On Tue, May 6, 2025 at 8:33 AM David Gow davidgow@google.com wrote:
FWIW, having out-of-memory situations trigger a test failure is consistent with what other KUnit tests (written in C) do.
There's both advantages and disadvantages to this: on the one hand, it's prone to false positives (as you mention), on the other, it catches cases where the test is using an unusually large amount of memory (which could indeed be a test issues).
My go-to rule is that tests should fail if small allocations (which, in the normal course of events, _should_ succeed) fail, but if they have unusual resource requirements (beyond "enough memory for the system to run normally") these should be checked separately when the test starts.
That being said, I definitely think that, by default, an `Err` return should map to a FAILED test result, as not all Err Results are a resource exhaustion issue, and we definitely don't want to mark a test as skipped if there's a real error occurring. If test authors wish to skip a test when an out-of-memory condition occurs, they probably should handle that explicitly. (But I'd not be opposed to helpers to make it easier.)
Yeah, agreed.
There may be value in differentiating errors coming from `?` vs. `assert!`s -- i.e. the discussion in the other thread. It could even be a different error state if that was valuable -- though I think over complicating is not great either.

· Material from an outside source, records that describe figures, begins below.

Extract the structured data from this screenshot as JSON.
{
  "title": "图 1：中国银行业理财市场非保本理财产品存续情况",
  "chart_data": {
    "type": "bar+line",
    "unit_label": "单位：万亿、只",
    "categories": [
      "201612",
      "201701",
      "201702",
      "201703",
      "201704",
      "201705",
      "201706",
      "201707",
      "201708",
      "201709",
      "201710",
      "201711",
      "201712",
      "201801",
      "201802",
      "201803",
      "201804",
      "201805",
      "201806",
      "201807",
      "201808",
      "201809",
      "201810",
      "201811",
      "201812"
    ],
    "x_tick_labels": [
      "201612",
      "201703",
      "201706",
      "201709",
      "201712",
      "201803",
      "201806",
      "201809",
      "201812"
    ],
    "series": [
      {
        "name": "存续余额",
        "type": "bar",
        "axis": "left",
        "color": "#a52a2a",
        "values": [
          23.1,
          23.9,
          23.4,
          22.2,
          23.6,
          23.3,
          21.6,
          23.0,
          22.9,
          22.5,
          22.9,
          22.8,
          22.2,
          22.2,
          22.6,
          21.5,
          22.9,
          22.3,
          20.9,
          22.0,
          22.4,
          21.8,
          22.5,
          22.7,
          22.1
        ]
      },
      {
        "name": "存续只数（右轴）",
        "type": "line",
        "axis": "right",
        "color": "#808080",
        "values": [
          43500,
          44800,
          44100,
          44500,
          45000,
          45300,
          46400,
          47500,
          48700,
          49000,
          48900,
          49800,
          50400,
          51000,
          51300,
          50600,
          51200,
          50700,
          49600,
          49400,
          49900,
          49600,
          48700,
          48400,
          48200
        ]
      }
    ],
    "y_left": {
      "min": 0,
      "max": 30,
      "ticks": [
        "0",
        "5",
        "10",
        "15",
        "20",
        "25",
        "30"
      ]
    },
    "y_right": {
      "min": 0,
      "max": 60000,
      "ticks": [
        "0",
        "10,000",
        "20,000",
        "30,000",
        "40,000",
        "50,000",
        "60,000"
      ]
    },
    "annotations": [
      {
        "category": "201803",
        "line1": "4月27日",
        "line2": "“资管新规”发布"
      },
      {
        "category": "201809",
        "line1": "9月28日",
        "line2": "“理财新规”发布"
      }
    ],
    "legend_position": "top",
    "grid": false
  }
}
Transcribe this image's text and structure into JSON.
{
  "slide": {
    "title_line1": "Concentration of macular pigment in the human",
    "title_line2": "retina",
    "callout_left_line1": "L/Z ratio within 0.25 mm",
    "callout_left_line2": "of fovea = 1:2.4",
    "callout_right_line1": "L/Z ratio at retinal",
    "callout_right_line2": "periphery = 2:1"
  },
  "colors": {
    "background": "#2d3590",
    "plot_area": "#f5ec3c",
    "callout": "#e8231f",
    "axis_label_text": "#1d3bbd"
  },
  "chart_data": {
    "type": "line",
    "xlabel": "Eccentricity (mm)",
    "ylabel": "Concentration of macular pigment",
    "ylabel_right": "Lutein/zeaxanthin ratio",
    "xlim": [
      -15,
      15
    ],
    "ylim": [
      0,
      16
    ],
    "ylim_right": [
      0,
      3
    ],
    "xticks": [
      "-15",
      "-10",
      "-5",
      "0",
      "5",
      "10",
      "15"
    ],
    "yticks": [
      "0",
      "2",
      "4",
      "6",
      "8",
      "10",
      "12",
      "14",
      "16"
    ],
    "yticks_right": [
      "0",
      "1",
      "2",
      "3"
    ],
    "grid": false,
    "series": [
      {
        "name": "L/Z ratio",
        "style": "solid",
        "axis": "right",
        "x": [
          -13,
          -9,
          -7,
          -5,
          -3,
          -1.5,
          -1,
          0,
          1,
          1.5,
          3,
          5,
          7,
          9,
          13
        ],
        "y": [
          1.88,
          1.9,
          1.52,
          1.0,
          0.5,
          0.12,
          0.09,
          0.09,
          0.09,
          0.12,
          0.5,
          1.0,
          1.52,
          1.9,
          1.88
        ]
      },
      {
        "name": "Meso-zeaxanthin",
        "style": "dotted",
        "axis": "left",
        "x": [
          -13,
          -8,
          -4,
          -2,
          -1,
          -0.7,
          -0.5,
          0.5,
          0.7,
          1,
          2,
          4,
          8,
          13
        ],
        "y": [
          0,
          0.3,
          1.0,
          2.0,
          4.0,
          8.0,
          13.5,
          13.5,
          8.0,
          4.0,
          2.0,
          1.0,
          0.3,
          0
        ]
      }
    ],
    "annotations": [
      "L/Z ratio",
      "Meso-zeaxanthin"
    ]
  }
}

By the way, before I forget to write this down: I talked to Alice about this back when this discussion happened and she suggested having a `Result` that carries extra information -- the location. I was worried about the added cost of doing that in all cases (i.e. for every `Result` in the kernel), so I suggested doing that but opt-in, i.e. with a Kconfig option that would be in e.g. the debug menu. Then people could typically run their debug kernels and things like KUnit with it enabled, but production kernels without it. Then later on, if it proves useful for other things, we could try to figure out ways to do it without too much cost.